Youth in Revolt (R) ★★★

Review Date: January 5th, 2011

Hormones can wreak havoc on the teenage brain, causing it to contemplate all sorts of mischief in its drive to sate its carnal appetite. In the R-rated teen comedy Youth in Revolt, directed by Miguel Arteta and starring Michael Cera (Juno, Superbad) and newcomer Portia Doubleday, the volatile combo becomes downright hazardous.

The "teen" label is highly debatable here, as Youth in Revolt's hapless protagonist, Nick (Cera), and his impish paramour, Sheeni (Doubleday), are both too quick-witted and hyper-articulate to qualify as mere high school sophomores. It's the Juno debate: I don't know if any teens actually talk like this, but if they do, I guarantee none are as sophisticated or attractive as our Nick and Sheeni.
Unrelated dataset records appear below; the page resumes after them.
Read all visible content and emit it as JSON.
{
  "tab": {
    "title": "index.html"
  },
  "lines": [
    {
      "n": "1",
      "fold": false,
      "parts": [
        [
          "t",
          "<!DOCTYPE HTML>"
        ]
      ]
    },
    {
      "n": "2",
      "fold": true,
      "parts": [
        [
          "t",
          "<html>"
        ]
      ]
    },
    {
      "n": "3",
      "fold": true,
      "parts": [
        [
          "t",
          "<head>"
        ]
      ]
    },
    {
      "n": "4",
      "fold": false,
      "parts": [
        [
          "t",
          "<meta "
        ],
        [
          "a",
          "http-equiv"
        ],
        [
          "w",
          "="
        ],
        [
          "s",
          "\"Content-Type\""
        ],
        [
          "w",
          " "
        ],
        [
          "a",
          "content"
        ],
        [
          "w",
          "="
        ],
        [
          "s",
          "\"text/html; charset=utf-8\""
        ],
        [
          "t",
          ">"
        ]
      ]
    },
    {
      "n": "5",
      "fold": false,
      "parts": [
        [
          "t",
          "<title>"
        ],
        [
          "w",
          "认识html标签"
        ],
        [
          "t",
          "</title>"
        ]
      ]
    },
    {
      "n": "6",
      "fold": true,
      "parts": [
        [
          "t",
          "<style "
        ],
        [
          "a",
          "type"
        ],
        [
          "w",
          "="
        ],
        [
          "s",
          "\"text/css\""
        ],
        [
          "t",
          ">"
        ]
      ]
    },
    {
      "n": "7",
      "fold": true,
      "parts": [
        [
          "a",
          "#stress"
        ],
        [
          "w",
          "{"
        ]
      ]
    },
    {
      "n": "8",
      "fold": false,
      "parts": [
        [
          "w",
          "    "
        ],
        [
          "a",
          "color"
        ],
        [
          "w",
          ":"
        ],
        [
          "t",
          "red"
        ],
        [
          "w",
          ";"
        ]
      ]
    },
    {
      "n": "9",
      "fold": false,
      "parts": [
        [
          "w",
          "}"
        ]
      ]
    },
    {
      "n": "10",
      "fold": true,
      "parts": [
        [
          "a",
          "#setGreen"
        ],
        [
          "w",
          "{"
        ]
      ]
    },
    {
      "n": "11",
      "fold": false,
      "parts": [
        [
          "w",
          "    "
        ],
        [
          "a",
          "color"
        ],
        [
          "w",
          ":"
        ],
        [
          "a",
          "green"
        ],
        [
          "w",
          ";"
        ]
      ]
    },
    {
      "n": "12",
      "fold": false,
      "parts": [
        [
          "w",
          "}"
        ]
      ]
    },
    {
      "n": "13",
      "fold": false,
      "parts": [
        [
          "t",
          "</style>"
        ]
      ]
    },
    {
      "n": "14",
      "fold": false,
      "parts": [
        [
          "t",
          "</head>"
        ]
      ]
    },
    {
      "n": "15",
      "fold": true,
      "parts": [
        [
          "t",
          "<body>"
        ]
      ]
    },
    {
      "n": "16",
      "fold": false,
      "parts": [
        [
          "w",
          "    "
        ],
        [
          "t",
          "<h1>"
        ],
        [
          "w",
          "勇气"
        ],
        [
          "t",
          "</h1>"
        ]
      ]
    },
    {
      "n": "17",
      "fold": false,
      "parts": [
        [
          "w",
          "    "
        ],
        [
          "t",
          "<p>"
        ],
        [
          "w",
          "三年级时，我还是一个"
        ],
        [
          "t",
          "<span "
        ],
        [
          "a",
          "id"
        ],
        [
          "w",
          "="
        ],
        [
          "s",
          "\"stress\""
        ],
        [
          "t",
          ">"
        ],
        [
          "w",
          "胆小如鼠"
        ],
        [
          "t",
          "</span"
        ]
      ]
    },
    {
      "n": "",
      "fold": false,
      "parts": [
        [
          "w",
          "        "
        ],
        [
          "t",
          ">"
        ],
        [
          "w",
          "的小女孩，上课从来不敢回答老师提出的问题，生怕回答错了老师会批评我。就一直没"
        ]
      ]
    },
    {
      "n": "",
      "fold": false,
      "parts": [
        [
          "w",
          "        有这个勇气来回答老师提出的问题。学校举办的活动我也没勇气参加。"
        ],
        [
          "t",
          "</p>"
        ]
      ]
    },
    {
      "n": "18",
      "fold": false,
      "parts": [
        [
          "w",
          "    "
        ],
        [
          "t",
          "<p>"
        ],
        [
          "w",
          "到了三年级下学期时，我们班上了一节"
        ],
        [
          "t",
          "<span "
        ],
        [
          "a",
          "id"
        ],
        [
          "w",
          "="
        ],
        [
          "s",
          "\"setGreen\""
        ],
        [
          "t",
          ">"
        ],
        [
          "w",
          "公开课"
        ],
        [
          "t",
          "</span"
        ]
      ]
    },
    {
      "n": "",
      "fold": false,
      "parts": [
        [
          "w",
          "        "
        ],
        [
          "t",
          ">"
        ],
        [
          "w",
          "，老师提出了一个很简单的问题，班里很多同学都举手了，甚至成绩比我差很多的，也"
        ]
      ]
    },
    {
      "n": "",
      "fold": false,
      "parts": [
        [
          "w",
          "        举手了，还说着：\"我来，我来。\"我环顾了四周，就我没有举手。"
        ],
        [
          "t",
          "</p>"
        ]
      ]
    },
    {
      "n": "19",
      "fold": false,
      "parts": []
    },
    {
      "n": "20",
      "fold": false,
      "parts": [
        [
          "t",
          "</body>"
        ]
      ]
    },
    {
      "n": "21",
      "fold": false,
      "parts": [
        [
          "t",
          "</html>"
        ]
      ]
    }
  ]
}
No, Youth in Revolt is more like a hipster's whimsical projection of what his adolescence might have looked like if it weren't spent buried in an issue of McSweeney's. And on that level — as a sort of Porky's for intellectuals — it actually works.

Though his vocabulary is highly advanced, 16-year-old Nick shares one important trait in common with most boys his age: He'd like to lose his virginity, preferably as soon as possible. But his chances seem woefully slim until he meets Sheeni, an attractive girl possessing a mind as sharp as his, but without the nagging insecurity and sexual inhibition. To top it off, Sheeni appears more than willing to escort Nick into manhood; circumstances, however, conspire to thwart them at nearly every turn, driving Nick to increasingly desperate lengths to be joined with her. Egged on by an imaginary wingman, his shrewdly Machiavellian alter ego Francois Dillinger (also Cera), Nick's actions escalate from mere lies and manipulation to arson and auto theft with startling speed, and he soon earns the attention of the authorities.

With the cops hot on his trail, Nick spends the last third of the film in a sort of hormone-fueled version of The Fugitive, racing against time to crack the case of his virginity before being dragged away to juvenile hall. It's one of the many odd shifts in tone that plague Youth in Revolt, as Arteta can't seem to decide between raunchy sex comedy and surreal coming-of-age tale. Thankfully, he's able to fall back on the talents of Cera and Doubleday, whose amusing and endearing — if suspiciously mature — repartee carries the film.

Hollywood.com rated this film 3 stars.